The backstory is a straight last attempt at a heist of taxpayers money before the black voting block in SF becomes totally insignificant.
The black population of SF is now less than 5% of the city population and has been rapidly declining since reaching a peak of 13% in the 1970’s. Now less than 5%.
Of that 5% more than 1/3 live in public housing. Blacks have 50% of all public housing in SF despite only making up less than 15% of low income residents. Middle class blacks and those not on welfare moved out of the City long ago. To better schools and better housing.
Blacks are also greatly over represented in city jobs. The decline in the murder rate in SF has matched the decline in the city black population. At the moment 80%+ of all murders in SF are gang related and overwhelmingly black. So the same story as over in Oakland.
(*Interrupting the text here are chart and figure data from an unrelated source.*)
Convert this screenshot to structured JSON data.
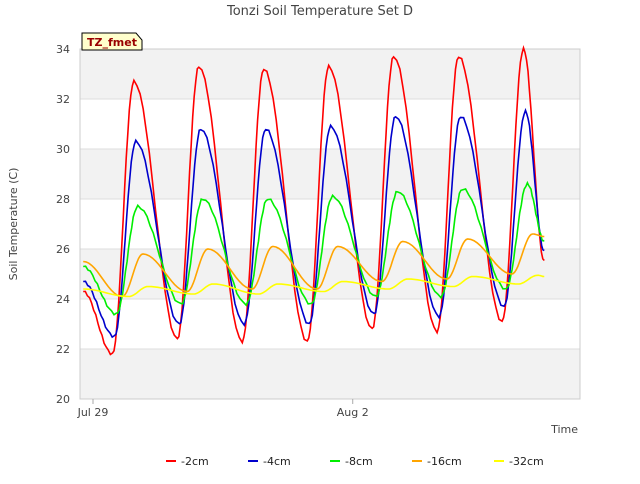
{
  "chart_data": {
    "type": "line",
    "title": "Tonzi Soil Temperature Set D",
    "xlabel": "Time",
    "ylabel": "Soil Temperature (C)",
    "site_label": "TZ_fmet",
    "ylim": [
      20,
      34
    ],
    "yticks": [
      20,
      22,
      24,
      26,
      28,
      30,
      32,
      34
    ],
    "xlim": [
      -0.2,
      7.5
    ],
    "xticks": [
      {
        "label": "Jul 29",
        "day": 0
      },
      {
        "label": "Aug 2",
        "day": 4
      }
    ],
    "grid": true,
    "legend_position": "bottom",
    "colors": {
      "-2cm": "#ff0000",
      "-4cm": "#0000cc",
      "-8cm": "#00ee00",
      "-16cm": "#ffa500",
      "-32cm": "#ffff00"
    },
    "series": [
      {
        "name": "-2cm",
        "color": "#ff0000",
        "min": [
          21.8,
          22.4,
          22.3,
          22.3,
          22.8,
          22.7,
          23.1
        ],
        "max": [
          32.7,
          33.3,
          33.2,
          33.3,
          33.7,
          33.7,
          34.0
        ],
        "start": 24.3,
        "end": 25.5
      },
      {
        "name": "-4cm",
        "color": "#0000cc",
        "min": [
          22.5,
          23.0,
          23.0,
          23.0,
          23.4,
          23.3,
          23.7
        ],
        "max": [
          30.3,
          30.8,
          30.8,
          30.9,
          31.3,
          31.3,
          31.5
        ],
        "start": 24.7,
        "end": 25.9
      },
      {
        "name": "-8cm",
        "color": "#00ee00",
        "min": [
          23.4,
          23.8,
          23.8,
          23.8,
          24.1,
          24.1,
          24.4
        ],
        "max": [
          27.7,
          28.0,
          28.0,
          28.1,
          28.3,
          28.4,
          28.6
        ],
        "start": 25.3,
        "end": 26.3
      },
      {
        "name": "-16cm",
        "color": "#ffa500",
        "min": [
          24.1,
          24.3,
          24.4,
          24.4,
          24.7,
          24.8,
          25.0
        ],
        "max": [
          25.8,
          26.0,
          26.1,
          26.1,
          26.3,
          26.4,
          26.6
        ],
        "start": 25.5,
        "end": 26.5
      },
      {
        "name": "-32cm",
        "color": "#ffff00",
        "min": [
          24.1,
          24.2,
          24.2,
          24.3,
          24.4,
          24.5,
          24.6
        ],
        "max": [
          24.5,
          24.6,
          24.6,
          24.7,
          24.8,
          24.9,
          24.95
        ],
        "start": 24.4,
        "end": 24.9
      }
    ]
  }
}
The “reparation” are straight fraud. The was a tiny black population in SF for the first 100 years. 1840 to 1940. Less than 1%. The vast majority of blacks now living in SF were born in SF (unlike the people who vote for Dean Preston etc) but their families all arrived in SF after 1940. Most in the 1950 and 1960’s. SF from the very beginning had large Chinese, Asian and Californios communities but the blacks arrived 100 years after everyone else. Apart from the Central American La Raza folk. Who started arriving in the 1970’s
If California blacks want “reparations” they should try the Southern states were their families originally came from. You know, The Democratic Party Slave State.
So as I said, its pure fraud. And the people pushing for it are the usual suspects. The race baiting grifters and outright fraudsters. Ripping off the taxpayers.